The event annotation propagation algorithm needed a training set consisting of event annotations in photos. Therefore, the selection of photos that are part of the training set was crucial so that the representativeness of the data was maintained. To ensure that the training set was impartial, the choice of photos that included this training set was performed randomly.

The experiments were conducted through cross-validation, considering different numbers of folds to verify the algorithm’s consistency. Each configuration for the number of folds has 30 replicas. Algorithm 3 shows the dynamics of how the test experiments were performed.


Event propagation validation
Algorithm 3: Event propagation validation.


First, the algorithm created photo clusters. Then, for each replica, the training set was randomly selected, and the annotation propagation was performed for the other photos. Because the original database has the entire photo event annotations, after all of the suggestions by STEve-PR have been saved, the suggested event was compared to the original event.

A propagation was considered correct when the suggested event was equal to the current event. For each replica, the training set was defined by the getTestPhotos() method, which returned the identifiers of the photos that were not part of the training set.

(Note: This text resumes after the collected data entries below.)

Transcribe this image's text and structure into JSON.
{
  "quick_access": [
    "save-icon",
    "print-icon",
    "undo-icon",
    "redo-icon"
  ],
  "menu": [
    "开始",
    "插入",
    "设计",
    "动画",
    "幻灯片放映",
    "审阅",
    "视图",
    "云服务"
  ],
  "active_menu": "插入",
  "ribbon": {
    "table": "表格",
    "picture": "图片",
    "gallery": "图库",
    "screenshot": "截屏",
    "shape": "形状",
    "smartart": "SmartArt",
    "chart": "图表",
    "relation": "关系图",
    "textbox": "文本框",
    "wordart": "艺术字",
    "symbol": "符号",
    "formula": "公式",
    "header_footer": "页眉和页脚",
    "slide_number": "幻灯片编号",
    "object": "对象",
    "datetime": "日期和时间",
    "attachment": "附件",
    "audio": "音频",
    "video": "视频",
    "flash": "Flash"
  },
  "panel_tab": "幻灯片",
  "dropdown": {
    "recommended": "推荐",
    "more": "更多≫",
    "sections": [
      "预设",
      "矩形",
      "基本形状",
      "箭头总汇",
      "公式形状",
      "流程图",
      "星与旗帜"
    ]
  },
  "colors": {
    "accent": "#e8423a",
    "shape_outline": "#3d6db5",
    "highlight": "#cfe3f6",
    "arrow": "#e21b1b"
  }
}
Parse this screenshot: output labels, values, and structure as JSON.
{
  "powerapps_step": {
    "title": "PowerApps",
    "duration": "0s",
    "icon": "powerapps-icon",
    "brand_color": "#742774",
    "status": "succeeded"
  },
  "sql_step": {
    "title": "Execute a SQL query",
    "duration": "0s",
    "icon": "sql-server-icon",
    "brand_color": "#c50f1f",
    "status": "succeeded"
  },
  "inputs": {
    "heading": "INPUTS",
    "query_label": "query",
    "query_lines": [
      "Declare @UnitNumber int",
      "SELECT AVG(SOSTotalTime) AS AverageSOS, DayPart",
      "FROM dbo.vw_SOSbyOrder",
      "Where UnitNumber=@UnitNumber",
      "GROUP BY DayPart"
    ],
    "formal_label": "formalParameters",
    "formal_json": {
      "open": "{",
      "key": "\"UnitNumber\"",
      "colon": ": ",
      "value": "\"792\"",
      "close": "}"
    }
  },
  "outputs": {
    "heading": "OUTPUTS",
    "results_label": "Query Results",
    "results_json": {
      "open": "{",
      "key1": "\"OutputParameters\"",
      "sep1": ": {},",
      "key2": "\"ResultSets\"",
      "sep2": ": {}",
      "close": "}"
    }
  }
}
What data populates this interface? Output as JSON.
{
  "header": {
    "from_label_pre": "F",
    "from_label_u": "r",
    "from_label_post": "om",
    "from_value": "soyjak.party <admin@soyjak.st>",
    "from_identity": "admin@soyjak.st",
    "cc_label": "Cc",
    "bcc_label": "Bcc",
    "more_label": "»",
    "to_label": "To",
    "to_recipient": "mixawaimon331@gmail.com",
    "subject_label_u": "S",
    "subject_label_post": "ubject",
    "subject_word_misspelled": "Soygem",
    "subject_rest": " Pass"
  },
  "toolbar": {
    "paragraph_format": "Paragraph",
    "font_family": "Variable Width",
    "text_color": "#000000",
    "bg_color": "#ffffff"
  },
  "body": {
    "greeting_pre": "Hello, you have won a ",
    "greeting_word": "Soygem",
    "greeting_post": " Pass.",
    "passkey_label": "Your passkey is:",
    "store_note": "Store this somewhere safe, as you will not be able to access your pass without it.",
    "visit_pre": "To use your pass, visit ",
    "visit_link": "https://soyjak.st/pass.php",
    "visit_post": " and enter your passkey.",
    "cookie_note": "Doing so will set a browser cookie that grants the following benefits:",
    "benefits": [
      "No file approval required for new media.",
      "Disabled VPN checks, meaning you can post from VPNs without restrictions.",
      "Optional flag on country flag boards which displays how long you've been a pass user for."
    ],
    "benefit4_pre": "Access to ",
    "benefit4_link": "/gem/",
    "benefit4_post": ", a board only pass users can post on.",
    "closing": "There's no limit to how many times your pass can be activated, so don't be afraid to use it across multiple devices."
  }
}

With the test photo identifiers, the event annotations were removed temporarily. After that, the STEve-PR algorithm analysed all of the photos that did not have events and created events propagation. After saving all of the results, the original annotations were restored to the next replica.



5. Results

This section presents the results for the STEve-PR technique. First, we present results for the clustering algorithm followed by the event annotation propagation results related to observed metrics, and then we discuss both results. The graphics include results obtained by the statistical tests. The way the photos were clustered by STEve-PR influenced the event propagation. Therefore, finding the appropriate setting for photo clustering of the same event was crucial for the annotation spreads occurred properly.

In this work, we used the ReSEED dataset (Reuter, et al., 2014), which contains 437,370 Flickr images assigned to 21,169 events in total. The events are heterogeneous regarding type and length, e.g., it includes festivals which lasted for many days as well as protest marches only a few hours of duration.

Although clustering techniques are not recent, researches with novel techniques (such as neural networks, for example) show that those remain with excellent results. Ahmad, et al. (2018) used a CNN to perform event detection and obtained an accuracy of about 98.8 percent. Shamsolmoali, et al. (2019) also used a CNN to perform multimedia classification and obtained a precision of 93.9 percent.

Mansour, et al. (2017), as our proposal, used a clustering technique to detect events and obtained an F measure of 97 percent, demonstrating that clustering techniques are still promising in this area. Figure 2 shows the clustering configuration results of STEve-PR, considering PGr. The vertical axis indicates the percentage of replicas in that this configuration had the best result. Thus, the horizontal axis represents the clustering configurations.


Best configurations for clustering
Figure 2: Best configurations for clustering.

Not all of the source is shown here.